Overcoming Resistance
  • “The hardest part was … getting him involved in certain things …. I think he was more afraid, because he didn’t know if he could succeed…. I had to, like, physically get involved with a few other mothers to bring their kids, ‘OK, all of your friends are going, so, let’s go.’ So when they go, and he sees that he’s able to do it, now, he plays all the time.”

  • “And if the kids that are resisting, they just don’t want to do it, do it with them.”

  • “So they struggle at the beginning or they fight. They want even a TV in their bedroom. But of course, absolutely no. And this is why.”

  • “So like the whole thing with the snacks. ‘Well Mom, this person brings Doritos and Oreos…I want three snacks like so-and-so.’ … I'm like, ‘You want three snacks, OK.’ I pull out the celery bars and the carrots and the broccoli, and I say, ‘Here you go, three snacks. Don't forget your water.”

Positive Focus
  • “Instead of looking at now, you need to lose weight, I was like, you don’t need to lose weight, we need to eat better, we need to get you more active.”

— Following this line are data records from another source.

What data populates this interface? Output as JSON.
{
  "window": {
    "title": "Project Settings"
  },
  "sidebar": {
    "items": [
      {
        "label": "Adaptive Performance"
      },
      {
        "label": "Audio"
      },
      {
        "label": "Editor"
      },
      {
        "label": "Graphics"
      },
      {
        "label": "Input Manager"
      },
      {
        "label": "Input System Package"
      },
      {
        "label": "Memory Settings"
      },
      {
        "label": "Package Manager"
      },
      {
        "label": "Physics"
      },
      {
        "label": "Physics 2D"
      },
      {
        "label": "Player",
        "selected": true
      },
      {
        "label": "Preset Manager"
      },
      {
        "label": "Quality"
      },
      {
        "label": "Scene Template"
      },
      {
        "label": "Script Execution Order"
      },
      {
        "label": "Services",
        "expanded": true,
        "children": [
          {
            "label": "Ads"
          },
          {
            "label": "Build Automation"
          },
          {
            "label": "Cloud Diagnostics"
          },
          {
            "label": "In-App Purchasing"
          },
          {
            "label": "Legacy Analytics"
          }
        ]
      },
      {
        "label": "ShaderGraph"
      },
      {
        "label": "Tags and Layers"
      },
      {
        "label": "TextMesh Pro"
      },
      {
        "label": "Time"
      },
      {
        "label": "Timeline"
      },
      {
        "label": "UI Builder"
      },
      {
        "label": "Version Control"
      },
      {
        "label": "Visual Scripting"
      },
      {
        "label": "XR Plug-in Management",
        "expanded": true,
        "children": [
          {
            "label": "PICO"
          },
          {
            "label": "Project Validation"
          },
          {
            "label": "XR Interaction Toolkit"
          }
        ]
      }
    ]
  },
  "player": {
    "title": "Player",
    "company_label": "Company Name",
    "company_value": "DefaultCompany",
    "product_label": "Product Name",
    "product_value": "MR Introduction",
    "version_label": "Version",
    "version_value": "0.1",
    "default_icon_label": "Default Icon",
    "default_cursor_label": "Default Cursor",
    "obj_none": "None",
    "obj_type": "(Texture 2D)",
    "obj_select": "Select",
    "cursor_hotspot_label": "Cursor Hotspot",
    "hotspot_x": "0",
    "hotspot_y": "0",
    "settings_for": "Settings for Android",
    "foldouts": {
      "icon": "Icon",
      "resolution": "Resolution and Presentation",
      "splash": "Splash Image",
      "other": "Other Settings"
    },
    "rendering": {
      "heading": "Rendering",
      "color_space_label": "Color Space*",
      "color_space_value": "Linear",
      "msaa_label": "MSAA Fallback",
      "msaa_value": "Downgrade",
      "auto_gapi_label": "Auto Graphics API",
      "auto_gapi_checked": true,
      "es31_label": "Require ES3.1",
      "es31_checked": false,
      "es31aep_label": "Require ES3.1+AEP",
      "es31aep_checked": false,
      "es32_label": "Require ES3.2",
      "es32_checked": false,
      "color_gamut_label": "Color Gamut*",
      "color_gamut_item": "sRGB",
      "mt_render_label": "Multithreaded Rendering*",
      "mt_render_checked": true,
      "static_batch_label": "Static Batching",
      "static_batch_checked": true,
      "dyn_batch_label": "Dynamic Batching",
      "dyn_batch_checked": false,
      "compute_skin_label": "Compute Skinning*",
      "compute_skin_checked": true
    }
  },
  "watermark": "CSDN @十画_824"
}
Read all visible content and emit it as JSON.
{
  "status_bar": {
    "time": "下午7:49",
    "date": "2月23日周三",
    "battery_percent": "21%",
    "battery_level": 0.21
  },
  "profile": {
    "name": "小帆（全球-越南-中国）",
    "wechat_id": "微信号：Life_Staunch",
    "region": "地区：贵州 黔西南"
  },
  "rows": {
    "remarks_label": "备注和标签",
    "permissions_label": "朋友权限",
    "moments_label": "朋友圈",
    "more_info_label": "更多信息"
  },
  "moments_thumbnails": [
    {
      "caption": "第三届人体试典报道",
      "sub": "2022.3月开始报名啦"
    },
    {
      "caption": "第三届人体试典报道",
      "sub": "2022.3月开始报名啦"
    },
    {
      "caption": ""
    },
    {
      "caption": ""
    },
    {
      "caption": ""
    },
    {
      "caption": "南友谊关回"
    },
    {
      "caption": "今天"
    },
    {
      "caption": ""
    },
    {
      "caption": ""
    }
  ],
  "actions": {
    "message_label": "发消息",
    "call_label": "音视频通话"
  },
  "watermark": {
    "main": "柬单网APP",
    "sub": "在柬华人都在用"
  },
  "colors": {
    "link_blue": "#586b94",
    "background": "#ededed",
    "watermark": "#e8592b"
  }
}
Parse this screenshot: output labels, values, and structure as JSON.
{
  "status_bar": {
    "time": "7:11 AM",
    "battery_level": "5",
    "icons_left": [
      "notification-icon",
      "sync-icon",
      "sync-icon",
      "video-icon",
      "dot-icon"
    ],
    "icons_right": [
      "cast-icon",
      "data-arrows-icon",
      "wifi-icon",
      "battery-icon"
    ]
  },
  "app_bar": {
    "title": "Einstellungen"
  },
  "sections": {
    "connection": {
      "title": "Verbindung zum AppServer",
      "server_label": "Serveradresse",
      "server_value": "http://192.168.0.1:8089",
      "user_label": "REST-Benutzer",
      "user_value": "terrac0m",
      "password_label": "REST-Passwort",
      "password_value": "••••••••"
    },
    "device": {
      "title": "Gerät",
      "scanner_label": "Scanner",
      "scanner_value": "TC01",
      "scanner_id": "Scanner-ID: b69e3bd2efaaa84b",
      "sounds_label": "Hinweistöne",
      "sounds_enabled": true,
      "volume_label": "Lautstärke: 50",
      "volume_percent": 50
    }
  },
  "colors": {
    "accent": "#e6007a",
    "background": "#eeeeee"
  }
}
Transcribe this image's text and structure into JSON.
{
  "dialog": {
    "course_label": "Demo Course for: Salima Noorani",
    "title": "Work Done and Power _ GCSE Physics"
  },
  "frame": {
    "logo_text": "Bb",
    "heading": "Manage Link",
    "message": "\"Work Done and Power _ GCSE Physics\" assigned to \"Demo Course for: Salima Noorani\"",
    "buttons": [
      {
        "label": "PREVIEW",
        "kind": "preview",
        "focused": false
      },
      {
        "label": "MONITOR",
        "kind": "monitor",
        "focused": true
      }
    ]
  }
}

  • “We always tell her that she's beautiful and we love her just the way she is and she needs to love herself. In that same breath, we also explain, ‘That's why we need to watch what you eat, and help you make the better decisions.’”

  • “What’s been established in our house is really a lifestyle that is about healthy food and exercise. There is never talk about diet. So they never ask for [fast food] because it’s just not a part of our lifestyle.”

Personalization/Tailoring
  • “My son didn’t like the organized sports, the organized activities. And so I had to find activities that he could do … I bought a trampoline on craigslist. All the kids now play in my backyard on this trampoline for hours.”

Child Involvement
  • “I think the biggest part of it was my wife and I kind of saying, OK, she's at an age now where she can kind of understand that what she's eating is, it's not just food, it's fuel. … She can help us make better decisions.”

  • “Yesterday, I sat across from my son, he was drinking a yogurt. … ‘Mom, this is good for me, isn't it?’ I said, ‘…Turn the bottle around, I want you to read to me, how many grams of sugar is in that.’”

  • “So one of our big things is my daughter cooks two meals a week. I mean, supervised, but she decides what she wants to cook and she cooks it. So getting them involved in the nutrition to teach themselves.”